When the British imposed the stamp act in 1775, she and her husband James
began holding protest meetings at their home in Plymouth. After the British fired
on civilians at Lexington & Concord, she wrote to John Adams, who would
become our second president, that it was time to act: “You should no long piddle
at the threshold. It is time to leap into the theater, to unlock the bars and open
every gate that impedes the rise and growth of the American Republic.” After the
war began, my father’s ancestor Henry Knox brought captured British cannons and
ordinance from Fort Ticonderoga to Boston, pushing the war towards a rebel
victory. Another of my mother’s forebears, James Otis, was one of the signers of
the Declaration of Independence.
Then in the years leading up to the Civil War, my great great grandfather on my
mother’s side, Sidney Howard Gay, a fervent abolitionist and conductor on the
Underground Railroad, helped over 3,000 souls escape enslavement. My great
grandfather on my father’s side, John Jay Elmendorf Rothery, gave pro bono legal
advice to the Mashpee Indians on Cape Cod over land disputes, helping to ensure
their rights. A few decades on, other ancestors of mine fought for women’s
sufferage and other social justice issues.
My father’s grandfather Joe Burger was a Bavarian Jew, who married Scottish
Lizzie Knox in Tennessee, where Joe founded the Knoxville Bank. America wove
both of my father’s grandparents into the fabric of these United States. Their son
Carl, my grandfather, product of the marriage of Bavarian Jewish and Scottish
immigrants, was an artist; he illustrated the classic American children’s books “Old
Yeller” and “The Incredible Journey.” As a young man he fought in World War I, in France.

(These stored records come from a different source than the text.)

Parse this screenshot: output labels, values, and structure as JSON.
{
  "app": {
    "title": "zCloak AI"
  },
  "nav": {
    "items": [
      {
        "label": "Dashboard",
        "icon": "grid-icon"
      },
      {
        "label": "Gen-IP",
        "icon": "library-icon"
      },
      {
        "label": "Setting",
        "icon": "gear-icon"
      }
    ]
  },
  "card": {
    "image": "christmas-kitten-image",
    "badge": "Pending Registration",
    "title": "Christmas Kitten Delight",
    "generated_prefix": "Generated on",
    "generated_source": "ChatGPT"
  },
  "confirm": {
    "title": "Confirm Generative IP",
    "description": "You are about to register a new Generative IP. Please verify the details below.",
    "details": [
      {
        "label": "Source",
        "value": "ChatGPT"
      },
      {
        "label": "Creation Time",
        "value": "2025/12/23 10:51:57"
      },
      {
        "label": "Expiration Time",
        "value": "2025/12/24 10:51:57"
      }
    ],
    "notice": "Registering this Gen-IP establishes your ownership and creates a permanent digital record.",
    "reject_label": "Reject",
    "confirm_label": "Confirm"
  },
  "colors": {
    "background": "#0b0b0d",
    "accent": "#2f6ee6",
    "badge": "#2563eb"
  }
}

My father Knox was in the Pacific Theater in World War II, and was a
reporter for Yank Magazine.
Anita Parkhust Willcox was married to my mother’s cousin Henry. She was a
professional commercial artist and a political activist, attending peace conferences
in India and China, working for nuclear disarmanent and running afoul of the
McCarthy crowd. My mother Otis worked with city planning theorist, Jane Jacobs,
in opposing Robert Moses’ insane plan to run a highway through Greenwich
Village.
So I come from a long line of interesting, patriotic Americans who got into good
trouble. I feel both the honor and the charge of obligation to all of them. I too
want to be a stalwart, resiliant, patriotic and compassionate American citizen and I
want to honor my ancestors.
I want to bear witness in an America which is under attack. And I try not to just
piddle at the threshold, but to be proactive: I vote in every election and stump for
candidates I believe in; I give money to groups who are fighting the good fight on
many fronts; I write and call to my representatives; I march in demonstrations –
“B.B.King yes! King Trump, no!!!”; I try to be civil to my Trump-y neighbor .
And every morning I check the headlines to see if Donald Trump’s fast food diet
has caught up with him. Not yet. But when he does die – probably clutching at all
his gilded gew gaws as he goes down – I hope he will not take the whole country –
the whole planet – down with him. These are deeply disturbing and discouraging
times, but I try to find shards of joy where I can.
I hold a vision of a freedom loving, progressive and inclusive America in my heart.
Even though I came of age in the 60’s, my American vision board reflects an
earlier era, looking like WPA posters and scored by Woody Guthrie or Aaron
Copeland, maybe directed by Frank Capra.
But I glory in the fact that every American has the right to their own American
theme song – by Eddie Palmieri or Bad Bunny, Beonce, Coltrane, Cherish the
Ladies, Lin Manuel Miranda, or Lawrence Welk. America is a country that has
both welcomed and reviled immigrants, but has always been made stronger, more
resilient, more interesting with each new wave. It’s a big country, and we all
belong and we all have a lot of work to do. I’m not going anywhere.